The proximity fuze detonates the warhead at a distance from the target to produce optimum blast effect. It is essentially a radio transmitting and receiving unit and requires no prior setting or adjustment. Upon firing, after the minimum arming time, the fuze arms and continually emits radio waves. As the rocket approaches the target, the waves are reflected back to the fuze. The reflected waves produce a beat. When received by the fuze with a predetermined intensity, as on approaching close to the target, this beat operates an electronic switch in the fuze. This permits electric current to flow through an electric squib, initiating the explosive train and detonating the rocket. Proximity fuzes for rockets are of two types-one for ground-type rockets, the other for aircraft-type rockets. Proximity fuzes are physically interchangeable with other standard fuzes in ground-type rockets having deep fuze cavities.

c.
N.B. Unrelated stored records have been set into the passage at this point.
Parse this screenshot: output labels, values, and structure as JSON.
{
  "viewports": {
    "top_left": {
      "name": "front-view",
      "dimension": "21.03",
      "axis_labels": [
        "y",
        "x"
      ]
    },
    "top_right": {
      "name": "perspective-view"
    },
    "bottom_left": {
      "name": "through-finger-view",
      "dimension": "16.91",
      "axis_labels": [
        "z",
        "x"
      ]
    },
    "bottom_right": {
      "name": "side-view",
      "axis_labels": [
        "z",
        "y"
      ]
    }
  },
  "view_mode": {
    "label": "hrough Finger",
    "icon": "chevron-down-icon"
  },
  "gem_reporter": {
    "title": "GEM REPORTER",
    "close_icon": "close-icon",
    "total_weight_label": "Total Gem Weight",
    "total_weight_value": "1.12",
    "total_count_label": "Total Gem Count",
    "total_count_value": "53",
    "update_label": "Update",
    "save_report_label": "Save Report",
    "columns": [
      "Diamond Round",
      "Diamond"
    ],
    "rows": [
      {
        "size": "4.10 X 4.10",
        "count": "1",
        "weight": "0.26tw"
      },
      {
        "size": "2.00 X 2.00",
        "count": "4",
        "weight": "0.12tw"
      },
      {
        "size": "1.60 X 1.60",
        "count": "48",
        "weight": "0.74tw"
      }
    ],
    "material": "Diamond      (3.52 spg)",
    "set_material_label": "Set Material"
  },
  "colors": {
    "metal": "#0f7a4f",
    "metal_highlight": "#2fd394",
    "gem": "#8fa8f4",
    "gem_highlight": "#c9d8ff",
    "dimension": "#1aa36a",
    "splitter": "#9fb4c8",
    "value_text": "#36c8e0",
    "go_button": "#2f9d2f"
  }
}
The PIBD fuze detonates the rocket on impact with the target. The fuze consists of a nose assembly and a base assembly connected by a wire passing through a conduit in the rocket head. Pressure of impact on a piezoelectric crystal in the nose assembly generates a surge of electricity. This is transmitted to a low-energy detonator in the base assembly, detonating it. Some PIBD fuzes have a graze-sensitive element which will actuate the fuze if impact does not initiate the piezoelectric crystal.

d. Boresafe rocket fuzes are those in which the explosive elements are so separated as to prevent explosion of the warhead before the rocket leaves its launcher. Explosion is prevented even if the more sensitive elements (primer or detonator) should accidentally function.